San Miguel de Allende: the church of San Francisco

In an earlier post we described the parish church of Dolores, whose designer has also been associated with the ornate Churrigueresque façade of the city church of San Francisco in San Miguel de Allende.

San Miguel de Allende
In 1542, Fray Juan de San Miguel, the "Apostle of Michoacan," arrived to evangelize this former outpost of the Tarascan empire. Fray Juan gathered Tarascan and Otomi Indians into a settlement here, which he named San Miguel de Los Chichimecas, and erected a primitive mission.
   Although this first tiny mission was abandoned because of Chichimec raids, Spanish colonists and native settlers from Tlaxcala arrived soon after, swelling the size of the fledgling community. In 1555 the town was relocated and renamed San Miguel el Grande. By the close of the 16th century, San Miguel was securely established as a center for the growing woollen industry, as well as an important way station on the silver route to Zacatecas in the north. 
   In the mid-1600s the rude, pole-and-thatch chapel had been replaced by a sturdy stone church and the friars took up residence in their newly completed convento. This simple mission, formerly known as San Antonio and now associated with the lay Franciscan Third Order, still stands beside the later, even grander church of San Francisco. A timeworn relief of St. Joseph is mounted below the picturesque espadaña or wall belfry.
The Church
In 1779, work began on the monumental church of San Francisco—the last major colonial building to be erected in San Miguel. Neatly framed by a well-maintained alameda with a stone fountain, the dazzling Churrigueresque facade is far and away the most accomplished example of 18th century architecture in San Miguel, and is associated with Francisco Bruno de Ureña, son of the eminent designer/architect Felipe de Ureña.
   The facade bears a strong family resemblance to the parish church at Dolores Hidalgo, also attributed to Francisco Bruno de Ureña, as well as to Felipe de Ureña's basilica of La Compañia in Guanajuato. Beautifully carved from fine-grained roseate stone, the facade shows great clarity and harmony of design. 
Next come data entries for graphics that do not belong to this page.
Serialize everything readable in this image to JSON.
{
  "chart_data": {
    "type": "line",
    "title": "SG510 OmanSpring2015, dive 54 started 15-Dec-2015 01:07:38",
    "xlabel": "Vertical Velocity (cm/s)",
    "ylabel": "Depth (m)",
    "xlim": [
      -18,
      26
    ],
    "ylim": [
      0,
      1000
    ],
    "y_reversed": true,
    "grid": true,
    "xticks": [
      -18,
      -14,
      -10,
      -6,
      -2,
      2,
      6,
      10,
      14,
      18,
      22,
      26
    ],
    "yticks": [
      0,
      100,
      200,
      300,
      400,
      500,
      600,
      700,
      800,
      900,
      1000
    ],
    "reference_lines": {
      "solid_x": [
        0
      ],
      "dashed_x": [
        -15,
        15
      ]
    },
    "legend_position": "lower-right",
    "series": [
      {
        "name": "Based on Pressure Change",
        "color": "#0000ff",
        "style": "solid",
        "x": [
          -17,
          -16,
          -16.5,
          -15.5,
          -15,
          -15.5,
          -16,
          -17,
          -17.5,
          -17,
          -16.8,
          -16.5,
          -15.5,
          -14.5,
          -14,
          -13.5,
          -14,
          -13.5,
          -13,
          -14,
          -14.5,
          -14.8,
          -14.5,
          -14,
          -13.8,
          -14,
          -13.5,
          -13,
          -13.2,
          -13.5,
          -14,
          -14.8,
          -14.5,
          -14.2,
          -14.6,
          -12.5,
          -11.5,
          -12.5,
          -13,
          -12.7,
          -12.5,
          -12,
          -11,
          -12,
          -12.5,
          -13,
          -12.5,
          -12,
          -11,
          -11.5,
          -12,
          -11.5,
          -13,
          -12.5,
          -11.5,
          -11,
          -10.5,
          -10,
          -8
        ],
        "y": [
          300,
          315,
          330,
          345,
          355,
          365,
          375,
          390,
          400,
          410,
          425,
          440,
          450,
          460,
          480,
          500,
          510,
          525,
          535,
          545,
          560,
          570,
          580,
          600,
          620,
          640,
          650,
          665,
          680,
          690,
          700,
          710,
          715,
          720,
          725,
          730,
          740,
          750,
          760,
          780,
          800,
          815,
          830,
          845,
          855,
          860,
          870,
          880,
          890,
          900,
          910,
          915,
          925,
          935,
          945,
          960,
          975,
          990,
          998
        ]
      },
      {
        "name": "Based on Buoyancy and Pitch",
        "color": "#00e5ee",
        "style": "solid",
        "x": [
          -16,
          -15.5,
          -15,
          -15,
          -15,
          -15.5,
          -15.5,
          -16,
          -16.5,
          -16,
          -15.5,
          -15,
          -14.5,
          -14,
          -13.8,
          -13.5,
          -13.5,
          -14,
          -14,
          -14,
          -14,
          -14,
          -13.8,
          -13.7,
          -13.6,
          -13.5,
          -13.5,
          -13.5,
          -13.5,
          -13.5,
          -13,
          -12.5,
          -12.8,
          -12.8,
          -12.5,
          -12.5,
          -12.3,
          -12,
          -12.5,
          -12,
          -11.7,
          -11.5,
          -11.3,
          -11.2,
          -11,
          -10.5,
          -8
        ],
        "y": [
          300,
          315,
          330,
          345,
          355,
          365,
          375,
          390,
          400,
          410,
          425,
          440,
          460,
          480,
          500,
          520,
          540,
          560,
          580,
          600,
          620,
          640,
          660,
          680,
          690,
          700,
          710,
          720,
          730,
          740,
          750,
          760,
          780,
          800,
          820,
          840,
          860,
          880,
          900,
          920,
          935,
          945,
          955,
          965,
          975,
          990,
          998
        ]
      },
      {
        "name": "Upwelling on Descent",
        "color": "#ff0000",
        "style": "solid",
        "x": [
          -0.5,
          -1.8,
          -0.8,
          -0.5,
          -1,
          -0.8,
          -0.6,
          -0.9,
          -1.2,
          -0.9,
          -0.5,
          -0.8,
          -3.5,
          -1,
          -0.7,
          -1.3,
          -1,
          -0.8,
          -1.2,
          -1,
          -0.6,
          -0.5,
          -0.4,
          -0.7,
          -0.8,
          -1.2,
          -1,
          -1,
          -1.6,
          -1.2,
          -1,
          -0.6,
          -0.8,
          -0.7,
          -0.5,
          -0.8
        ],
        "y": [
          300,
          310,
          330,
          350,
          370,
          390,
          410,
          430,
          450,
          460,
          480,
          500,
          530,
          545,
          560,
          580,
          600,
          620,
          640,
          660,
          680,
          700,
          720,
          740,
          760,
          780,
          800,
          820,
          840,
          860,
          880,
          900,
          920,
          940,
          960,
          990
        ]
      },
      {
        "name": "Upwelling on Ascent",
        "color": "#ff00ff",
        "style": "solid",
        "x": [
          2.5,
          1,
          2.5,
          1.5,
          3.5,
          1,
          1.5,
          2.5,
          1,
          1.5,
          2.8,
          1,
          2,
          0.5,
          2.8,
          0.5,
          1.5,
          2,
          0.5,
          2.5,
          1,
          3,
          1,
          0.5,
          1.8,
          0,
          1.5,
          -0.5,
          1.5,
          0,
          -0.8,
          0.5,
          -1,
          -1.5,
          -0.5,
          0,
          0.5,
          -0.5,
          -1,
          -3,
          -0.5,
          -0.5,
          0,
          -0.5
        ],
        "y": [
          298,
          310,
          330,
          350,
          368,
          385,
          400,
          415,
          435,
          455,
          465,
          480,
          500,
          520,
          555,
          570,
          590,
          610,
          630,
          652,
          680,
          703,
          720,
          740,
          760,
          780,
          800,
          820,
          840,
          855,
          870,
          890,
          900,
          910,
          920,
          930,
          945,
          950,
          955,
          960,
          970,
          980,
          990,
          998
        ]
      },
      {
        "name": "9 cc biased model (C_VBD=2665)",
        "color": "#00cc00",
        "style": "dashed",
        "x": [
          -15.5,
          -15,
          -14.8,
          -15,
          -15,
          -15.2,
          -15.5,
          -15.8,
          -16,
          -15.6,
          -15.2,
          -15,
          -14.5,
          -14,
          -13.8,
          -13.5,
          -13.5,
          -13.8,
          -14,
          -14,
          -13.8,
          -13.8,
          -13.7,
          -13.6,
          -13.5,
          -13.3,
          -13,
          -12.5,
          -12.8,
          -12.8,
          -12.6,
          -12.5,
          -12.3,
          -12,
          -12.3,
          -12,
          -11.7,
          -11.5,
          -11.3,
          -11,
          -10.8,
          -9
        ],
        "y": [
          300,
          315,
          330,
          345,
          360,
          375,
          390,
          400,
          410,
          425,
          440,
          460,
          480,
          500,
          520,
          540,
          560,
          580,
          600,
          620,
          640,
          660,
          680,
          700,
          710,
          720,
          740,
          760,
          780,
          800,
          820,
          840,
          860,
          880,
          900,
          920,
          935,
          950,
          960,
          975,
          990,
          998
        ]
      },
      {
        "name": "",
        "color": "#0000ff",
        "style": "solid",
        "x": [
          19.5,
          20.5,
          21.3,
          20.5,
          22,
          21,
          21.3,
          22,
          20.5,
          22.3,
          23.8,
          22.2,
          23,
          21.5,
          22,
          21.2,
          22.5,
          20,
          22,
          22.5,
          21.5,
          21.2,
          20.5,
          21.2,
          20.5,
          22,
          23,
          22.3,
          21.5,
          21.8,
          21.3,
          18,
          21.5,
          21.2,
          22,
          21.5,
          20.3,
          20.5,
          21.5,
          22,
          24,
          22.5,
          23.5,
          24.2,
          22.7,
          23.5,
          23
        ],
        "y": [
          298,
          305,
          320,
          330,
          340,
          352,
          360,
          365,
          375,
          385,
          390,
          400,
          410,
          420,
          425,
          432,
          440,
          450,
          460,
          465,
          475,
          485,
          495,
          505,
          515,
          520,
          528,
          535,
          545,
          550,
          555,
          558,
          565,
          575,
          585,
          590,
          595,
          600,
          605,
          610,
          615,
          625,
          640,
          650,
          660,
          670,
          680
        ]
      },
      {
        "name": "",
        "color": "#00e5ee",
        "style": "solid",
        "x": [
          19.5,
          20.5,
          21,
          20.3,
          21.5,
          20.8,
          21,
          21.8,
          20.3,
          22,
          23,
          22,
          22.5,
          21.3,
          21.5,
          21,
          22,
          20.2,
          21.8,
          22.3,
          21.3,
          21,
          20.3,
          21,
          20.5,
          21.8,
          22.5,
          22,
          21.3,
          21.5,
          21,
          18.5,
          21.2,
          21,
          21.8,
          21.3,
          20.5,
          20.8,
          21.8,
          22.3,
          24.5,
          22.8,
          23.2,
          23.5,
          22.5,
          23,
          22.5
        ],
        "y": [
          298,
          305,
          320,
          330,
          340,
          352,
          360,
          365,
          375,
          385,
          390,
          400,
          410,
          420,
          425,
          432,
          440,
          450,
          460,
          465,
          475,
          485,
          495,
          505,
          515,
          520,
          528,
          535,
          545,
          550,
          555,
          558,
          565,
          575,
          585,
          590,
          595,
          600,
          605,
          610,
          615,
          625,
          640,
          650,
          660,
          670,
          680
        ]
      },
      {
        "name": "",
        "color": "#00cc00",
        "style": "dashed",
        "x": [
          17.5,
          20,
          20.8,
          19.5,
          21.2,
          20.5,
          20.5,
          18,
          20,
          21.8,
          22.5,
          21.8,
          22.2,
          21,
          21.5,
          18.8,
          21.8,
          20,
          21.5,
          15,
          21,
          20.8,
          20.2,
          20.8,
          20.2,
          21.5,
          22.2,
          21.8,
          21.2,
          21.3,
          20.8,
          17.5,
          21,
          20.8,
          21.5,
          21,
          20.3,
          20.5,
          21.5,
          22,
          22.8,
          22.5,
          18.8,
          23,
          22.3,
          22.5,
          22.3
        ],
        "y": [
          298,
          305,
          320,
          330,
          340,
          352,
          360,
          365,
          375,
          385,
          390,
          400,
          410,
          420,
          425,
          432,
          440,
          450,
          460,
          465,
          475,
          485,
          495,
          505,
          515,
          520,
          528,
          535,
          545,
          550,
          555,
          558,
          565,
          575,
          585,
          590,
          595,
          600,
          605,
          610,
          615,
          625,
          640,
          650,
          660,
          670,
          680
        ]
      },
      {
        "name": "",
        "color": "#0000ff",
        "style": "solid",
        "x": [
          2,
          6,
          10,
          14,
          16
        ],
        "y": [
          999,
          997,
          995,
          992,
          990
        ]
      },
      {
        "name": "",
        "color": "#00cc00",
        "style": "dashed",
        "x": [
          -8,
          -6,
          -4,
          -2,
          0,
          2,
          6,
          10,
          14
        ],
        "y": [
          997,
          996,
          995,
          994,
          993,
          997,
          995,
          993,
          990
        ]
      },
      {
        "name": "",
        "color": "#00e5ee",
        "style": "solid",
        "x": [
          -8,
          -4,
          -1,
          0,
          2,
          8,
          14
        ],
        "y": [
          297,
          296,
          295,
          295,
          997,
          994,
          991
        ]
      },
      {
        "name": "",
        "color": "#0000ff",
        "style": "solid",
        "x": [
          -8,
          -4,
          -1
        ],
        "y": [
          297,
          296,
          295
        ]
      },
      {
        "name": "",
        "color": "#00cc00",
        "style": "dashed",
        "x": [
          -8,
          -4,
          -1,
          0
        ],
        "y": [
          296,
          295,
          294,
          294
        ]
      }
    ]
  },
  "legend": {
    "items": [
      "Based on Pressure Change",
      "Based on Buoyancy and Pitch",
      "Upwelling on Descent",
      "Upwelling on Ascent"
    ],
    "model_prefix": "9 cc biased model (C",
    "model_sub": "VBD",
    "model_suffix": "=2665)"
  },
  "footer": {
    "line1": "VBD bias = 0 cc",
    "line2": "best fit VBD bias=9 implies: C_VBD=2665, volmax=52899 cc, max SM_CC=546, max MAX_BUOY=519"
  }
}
 The main focus is on pairs of giant estipites, which enclose ornamental niche-pilasters of similar weight and emphasis. In keeping with the Guanajuatan Churrigueresque style, special attention was devoted to architectural and decorative reliefs, especially the finely detailed figure sculptures.
Atop the estipites, for example, expressive busts of kings, saints and prelates emerge on each side of bulging cartouches, while simple, elegantly posed statues of Franciscan saints fill the niches. The elongated figure of St. Francis of Assisi, in particular, seems to radiate a sorrowful spirituality.
   A sculpted crucifix much like that at Dolores Hidalgo, encased in a cruciform frame at the apex, is flanked by the mourning figures of the Virgin Mary and St. John the Evangelist. A large oval relief of La Inmaculada, enmeshed in a welter of mixtilinear and bescrolled ornament above the lobed doorway, reminiscent of Francisco Bruno’s center façade of San Diego de Alcalá, in Guanajuato, lifts the eye to the upper level.
A second statue of St. Francis surmounts the facade.
The soaring tower—a project funded, according to local lore, by receipts from bullfights—was the final addition to the church. This is another work by Eduardo Tresguerras, whose work we saw in Celaya and is considered one of his noblest designs. Boldly projecting double columns at the corners of each tier compel the eye skywards to the crowning, octagonal cupola. 
© Dick Schmitt
   The bright interior was also remodeled by Tresguerras, and is an agreeable, if rather cool, exercise in neoclassical taste. It is dominated by a huge colonnaded tabernacle, complemented by nine stone altars around the nave—each fashioned from rose-colored limestone.